Think about what the semantic web actually needed. Every doctor's office publishing specialties and insurance and availability in structured format. Every restaurant tagging menu items with ingredients and allergens. Every event with proper time and location metadata.

Nobody was going to do that. That was always the fantasy.

But an LLM can crawl the site and make a decent guess. "This is probably a dermatologist in Saarbrücken, looks like it takes AOK and TK, seems to have slots Thursday." Not perfectly every time, but well enough. At scale. Without asking anyone to write XML.

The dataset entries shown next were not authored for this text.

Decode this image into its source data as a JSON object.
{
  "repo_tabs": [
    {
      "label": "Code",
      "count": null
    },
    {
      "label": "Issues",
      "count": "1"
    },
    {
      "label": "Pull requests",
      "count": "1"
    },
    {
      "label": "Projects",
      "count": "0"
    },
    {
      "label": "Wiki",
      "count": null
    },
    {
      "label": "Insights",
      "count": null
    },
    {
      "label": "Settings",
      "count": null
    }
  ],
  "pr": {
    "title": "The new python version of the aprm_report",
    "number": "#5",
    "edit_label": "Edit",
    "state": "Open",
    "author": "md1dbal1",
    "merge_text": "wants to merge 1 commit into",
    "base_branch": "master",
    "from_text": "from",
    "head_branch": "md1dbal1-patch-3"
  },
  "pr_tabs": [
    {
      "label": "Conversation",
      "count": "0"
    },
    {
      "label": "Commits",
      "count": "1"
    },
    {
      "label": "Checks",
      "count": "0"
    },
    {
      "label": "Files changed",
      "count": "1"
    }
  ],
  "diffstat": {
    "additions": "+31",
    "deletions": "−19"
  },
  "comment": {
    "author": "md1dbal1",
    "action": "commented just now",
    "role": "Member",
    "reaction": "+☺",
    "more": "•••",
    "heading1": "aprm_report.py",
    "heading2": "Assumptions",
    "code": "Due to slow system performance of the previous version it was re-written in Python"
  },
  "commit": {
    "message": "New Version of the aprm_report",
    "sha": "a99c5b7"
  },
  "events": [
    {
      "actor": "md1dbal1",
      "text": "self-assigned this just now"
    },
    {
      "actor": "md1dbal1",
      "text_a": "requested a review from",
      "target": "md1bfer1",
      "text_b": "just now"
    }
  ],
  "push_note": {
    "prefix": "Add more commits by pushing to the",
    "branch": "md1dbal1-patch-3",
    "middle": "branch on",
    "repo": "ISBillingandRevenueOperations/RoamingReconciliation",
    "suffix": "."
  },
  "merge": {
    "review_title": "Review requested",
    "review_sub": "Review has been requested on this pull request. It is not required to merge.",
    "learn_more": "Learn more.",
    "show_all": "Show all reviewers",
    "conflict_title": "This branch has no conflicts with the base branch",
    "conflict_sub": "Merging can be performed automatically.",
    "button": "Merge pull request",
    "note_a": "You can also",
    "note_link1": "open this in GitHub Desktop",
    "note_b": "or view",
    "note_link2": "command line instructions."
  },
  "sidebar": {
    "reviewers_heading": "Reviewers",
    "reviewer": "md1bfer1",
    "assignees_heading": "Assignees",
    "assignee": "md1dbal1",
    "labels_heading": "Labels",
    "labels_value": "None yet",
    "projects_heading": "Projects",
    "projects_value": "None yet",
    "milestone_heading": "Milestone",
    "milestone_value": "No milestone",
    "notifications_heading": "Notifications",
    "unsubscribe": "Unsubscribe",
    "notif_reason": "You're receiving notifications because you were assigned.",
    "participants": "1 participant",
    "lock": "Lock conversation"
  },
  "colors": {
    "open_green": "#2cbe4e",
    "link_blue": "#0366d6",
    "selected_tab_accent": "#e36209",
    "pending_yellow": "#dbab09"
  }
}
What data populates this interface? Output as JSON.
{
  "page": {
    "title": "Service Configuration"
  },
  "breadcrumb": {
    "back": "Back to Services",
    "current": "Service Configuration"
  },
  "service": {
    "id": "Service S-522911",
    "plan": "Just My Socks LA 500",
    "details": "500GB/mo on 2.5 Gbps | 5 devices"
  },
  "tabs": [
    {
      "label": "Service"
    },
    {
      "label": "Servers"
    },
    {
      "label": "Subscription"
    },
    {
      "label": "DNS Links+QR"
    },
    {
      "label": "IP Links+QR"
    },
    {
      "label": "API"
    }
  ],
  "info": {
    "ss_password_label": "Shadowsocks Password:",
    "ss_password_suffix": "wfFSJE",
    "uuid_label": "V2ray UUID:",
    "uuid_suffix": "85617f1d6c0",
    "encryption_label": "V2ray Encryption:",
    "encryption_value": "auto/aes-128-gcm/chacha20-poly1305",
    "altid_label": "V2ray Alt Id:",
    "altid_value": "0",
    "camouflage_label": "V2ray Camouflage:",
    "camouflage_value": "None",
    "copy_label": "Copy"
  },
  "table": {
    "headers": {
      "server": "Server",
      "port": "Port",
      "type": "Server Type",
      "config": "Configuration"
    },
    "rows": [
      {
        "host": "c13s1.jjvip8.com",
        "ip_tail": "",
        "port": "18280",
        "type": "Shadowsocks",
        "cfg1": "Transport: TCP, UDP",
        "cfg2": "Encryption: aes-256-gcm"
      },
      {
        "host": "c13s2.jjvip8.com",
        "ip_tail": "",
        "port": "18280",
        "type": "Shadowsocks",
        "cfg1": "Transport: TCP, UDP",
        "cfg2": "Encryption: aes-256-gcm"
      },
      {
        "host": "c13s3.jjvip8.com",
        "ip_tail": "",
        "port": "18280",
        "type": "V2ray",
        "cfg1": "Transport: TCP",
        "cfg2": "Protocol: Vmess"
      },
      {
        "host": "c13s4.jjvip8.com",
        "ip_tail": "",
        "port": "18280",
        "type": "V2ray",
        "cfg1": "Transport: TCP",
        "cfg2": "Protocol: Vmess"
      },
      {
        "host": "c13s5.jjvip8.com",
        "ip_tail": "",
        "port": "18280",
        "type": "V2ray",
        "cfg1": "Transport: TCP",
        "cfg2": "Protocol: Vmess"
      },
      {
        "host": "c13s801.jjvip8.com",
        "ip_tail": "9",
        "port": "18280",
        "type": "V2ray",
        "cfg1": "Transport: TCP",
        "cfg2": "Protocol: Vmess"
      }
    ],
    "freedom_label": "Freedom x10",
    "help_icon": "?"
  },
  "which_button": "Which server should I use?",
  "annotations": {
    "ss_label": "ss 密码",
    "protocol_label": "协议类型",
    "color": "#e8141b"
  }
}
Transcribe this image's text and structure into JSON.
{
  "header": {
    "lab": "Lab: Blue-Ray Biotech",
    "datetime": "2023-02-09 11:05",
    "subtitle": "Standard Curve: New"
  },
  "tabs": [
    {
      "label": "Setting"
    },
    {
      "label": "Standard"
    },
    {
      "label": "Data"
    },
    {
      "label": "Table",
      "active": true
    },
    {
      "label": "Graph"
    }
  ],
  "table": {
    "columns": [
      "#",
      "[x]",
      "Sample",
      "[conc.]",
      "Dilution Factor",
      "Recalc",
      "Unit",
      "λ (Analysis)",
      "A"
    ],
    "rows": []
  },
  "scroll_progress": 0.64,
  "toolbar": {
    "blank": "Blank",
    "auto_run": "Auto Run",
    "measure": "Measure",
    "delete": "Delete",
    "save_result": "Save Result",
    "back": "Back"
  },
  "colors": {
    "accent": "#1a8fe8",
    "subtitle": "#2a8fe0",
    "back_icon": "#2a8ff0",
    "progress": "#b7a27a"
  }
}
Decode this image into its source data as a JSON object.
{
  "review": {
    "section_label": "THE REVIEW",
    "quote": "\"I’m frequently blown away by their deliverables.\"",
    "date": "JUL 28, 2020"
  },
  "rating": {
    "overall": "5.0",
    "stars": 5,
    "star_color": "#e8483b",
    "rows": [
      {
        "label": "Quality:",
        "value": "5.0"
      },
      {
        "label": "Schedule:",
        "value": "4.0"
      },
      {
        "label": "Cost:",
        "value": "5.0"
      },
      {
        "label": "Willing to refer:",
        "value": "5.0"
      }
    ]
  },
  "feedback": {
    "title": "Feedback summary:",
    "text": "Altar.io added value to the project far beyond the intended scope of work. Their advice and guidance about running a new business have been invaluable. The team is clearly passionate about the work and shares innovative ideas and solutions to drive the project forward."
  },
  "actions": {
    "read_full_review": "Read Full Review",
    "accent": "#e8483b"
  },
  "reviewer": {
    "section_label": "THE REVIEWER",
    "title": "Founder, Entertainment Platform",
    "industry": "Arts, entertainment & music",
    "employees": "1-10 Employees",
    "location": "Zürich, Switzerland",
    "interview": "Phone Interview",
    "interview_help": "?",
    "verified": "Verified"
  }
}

Ontology Wars Were Never the Real Problem

The other thing that killed adoption was everyone fighting about vocabularies. Should reviews go under hasReview or reviewedBy? The W3C spent years trying to standardize this stuff. The real world did not cooperate.

LLMs don't solve this by finding the one true vocabulary. They solve it by understanding context. A field labeled "size" on a sewing pattern page means something different than "size" on a shoe store. The model can figure that out from the surrounding page, not just the schema. Ten websites describing the same thing ten different ways? The model can probably normalize it, most of the time, because it's reading the whole page not just the tags.

So What?

Berners-Lee's 2001 paper imagined software agents that could collect content from all over the web and actually understand what they were finding.

In 2026, that's... basically normal. The semantic web isn't dead. It just needed different workers — LLMs that could populate the structured data that humans never would.

The semantic web is sort of here. It just doesn't look like anyone expected.


I'm not a semantic web historian, just someone who's been thinking about how LLMs change what's possible.